Keeping Blue updated on a daily basis consumed more and more time. My wife said she wished I had a mistress of flesh and blood rather than one of 1’s and 0’s. “At least then I could shoot the bitch,” she said.
But it was fun, my ego enjoyed the attention, and things were going along pretty well until a star-struck White House intern got down on her knees, gave the President of the United States a blow job and then told her best friend about it. When the story broke (on Matt Drudge’s Internet site), it seemed everybody turned to ‘Net news sites for all the latest salacious details on Bill Clinton and his intern girlfriend. While the mainstream news outlets struggled for ways to describe oral sex, we told the whole story without euphemisms. On some days, our servers groaned under the load of 12 million plus hits a day.
And while Bill Clinton’s mistress threatened his presidency, my mistress threatened my health and energy levels. I would drag myself into my day job, wiped out from a night at the computer, trying to satisfy my mistresses’ lust for more and more news.
At the height of Monicagate, I sold Blue to a group of newspapermen who said they wanted to make it bigger and better. After three months of watching them abuse my mistress, I exercised an option to buy her back.
Clinton’s inability to keep the First Member in his pants brought us both fame and infamy. The New York Times called us “an early warning sign site for breaking news stories.” Others called us sensationalist and tawdry. Some newsmen and women working in Washington came to us when their editors refused to run their stories. We gladly gave them a platform, often publishing their works under pen names so they could keep their day jobs.
But Blue was riding the crest of the Internet wave and that wave was about to crash, drowing much of our competition in the undertow. Politics USA folded, closing suddenly with a terse announcement on the home page that simply said “Good bye.” Others soon followed. The information superhighway turned not into a road to riches but a path to bankruptcy.

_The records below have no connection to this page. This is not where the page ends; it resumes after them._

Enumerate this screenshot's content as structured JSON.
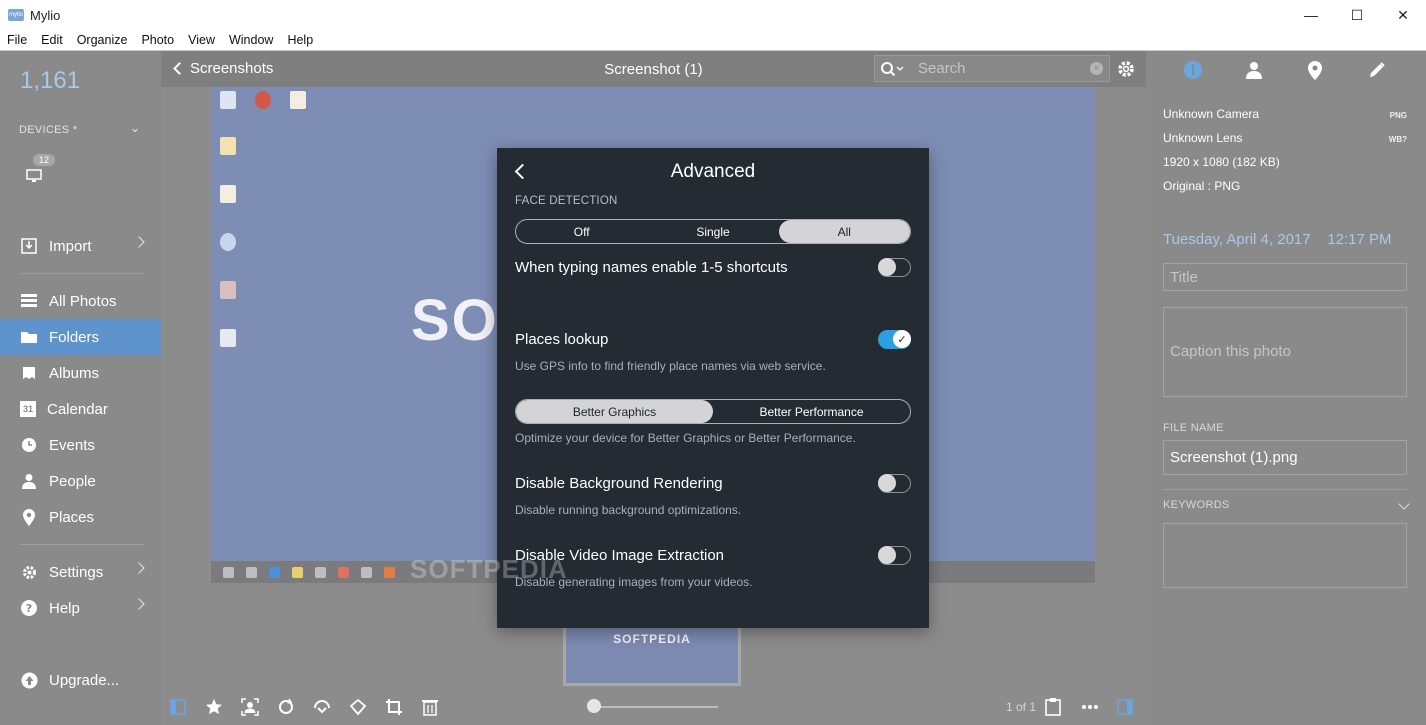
{
  "window": {
    "title": "Mylio",
    "logo_text": "mylio",
    "controls": {
      "minimize": "—",
      "maximize": "☐",
      "close": "✕"
    }
  },
  "menu": [
    "File",
    "Edit",
    "Organize",
    "Photo",
    "View",
    "Window",
    "Help"
  ],
  "sidebar": {
    "count": "1,161",
    "devices_label": "DEVICES *",
    "device_badge": "12",
    "items": [
      {
        "label": "Import",
        "icon": "import-icon"
      },
      {
        "label": "All Photos",
        "icon": "grid-icon"
      },
      {
        "label": "Folders",
        "icon": "folder-icon"
      },
      {
        "label": "Albums",
        "icon": "album-icon"
      },
      {
        "label": "Calendar",
        "icon": "calendar-icon",
        "glyph": "31"
      },
      {
        "label": "Events",
        "icon": "clock-icon"
      },
      {
        "label": "People",
        "icon": "person-icon"
      },
      {
        "label": "Places",
        "icon": "pin-icon"
      },
      {
        "label": "Settings",
        "icon": "gear-icon"
      },
      {
        "label": "Help",
        "icon": "help-icon"
      },
      {
        "label": "Upgrade...",
        "icon": "upgrade-icon"
      }
    ]
  },
  "viewer": {
    "back_label": "Screenshots",
    "title": "Screenshot (1)",
    "search_placeholder": "Search",
    "search_clear": "×",
    "page_count": "1 of 1",
    "preview": {
      "logo": "SO",
      "thumb_logo": "SOFTPEDIA"
    }
  },
  "info": {
    "camera": "Unknown Camera",
    "lens": "Unknown Lens",
    "dimensions": "1920 x 1080 (182 KB)",
    "original": "Original : PNG",
    "tag_format": "PNG",
    "tag_wb": "WB?",
    "date": "Tuesday, April 4, 2017",
    "time": "12:17 PM",
    "title_placeholder": "Title",
    "caption_placeholder": "Caption this photo",
    "file_name_label": "FILE NAME",
    "file_name": "Screenshot (1).png",
    "keywords_label": "KEYWORDS"
  },
  "modal": {
    "title": "Advanced",
    "face_detection_label": "FACE DETECTION",
    "face_options": [
      "Off",
      "Single",
      "All"
    ],
    "face_selected": "All",
    "shortcuts_label": "When typing names enable 1-5 shortcuts",
    "shortcuts_on": false,
    "places_label": "Places lookup",
    "places_desc": "Use GPS info to find friendly place names via web service.",
    "places_on": true,
    "perf_options": [
      "Better Graphics",
      "Better Performance"
    ],
    "perf_selected": "Better Graphics",
    "perf_desc": "Optimize your device for Better Graphics or Better Performance.",
    "bg_label": "Disable Background Rendering",
    "bg_desc": "Disable running background optimizations.",
    "bg_on": false,
    "video_label": "Disable Video Image Extraction",
    "video_desc": "Disable generating images from your videos.",
    "video_on": false,
    "check_glyph": "✓"
  },
  "watermark": "SOFTPEDIA",
  "colors": {
    "accent": "#5f93cd",
    "link": "#a9c8ea",
    "toggle_on": "#2b9fe0",
    "modal_bg": "#252b33"
  }
}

Still, the independents remained: Drudge, WorldNet Daily, Capitol Hill Blue. Large media conglomerates like The Washington Post and New York Times continue to pour millions into their web sites, but don’t show a profit. The Post has lost more than $100 million on washingtonpost.com.
Yet Blue survives. Why? Because this site never was, and never will be, a business. It’s a labor of love. The news side is still a one-man operation (the one man being me), assisted from time to time by some newspaper friends who pass on stories or lend a helping hand. Last year, Sharon Hosenfeld volunteered to take over the ReaderRant bulletin board and has turned it into a popular debate forum. She has assembled a good team of moderators who work long hours for no pay and nowhere near as much praise as they deserve.
Our readership has settled into about 100,000 people who visit our site each day and read our mix of news and opinions, look at our photos, view our videos and debate the issues of the day in our forums.
My mistress turned a year older this year. She still demands too much of my time, drains my pocketbook and invokes jealously from my wife. It remains to be seen if Internet sites, like wine, improve with age.
But we’re still here, which is a lot more than we can say about a lot of other Internet sites. And we’re not going anywhere. Capitol Hill Blue is, and shall remain, the oldest daily news site on the Internet.
Happy belated birthday honey. Sorry I forgot. I’ll try to do better next year – if my wife doesn’t kill me for spending too much time with you.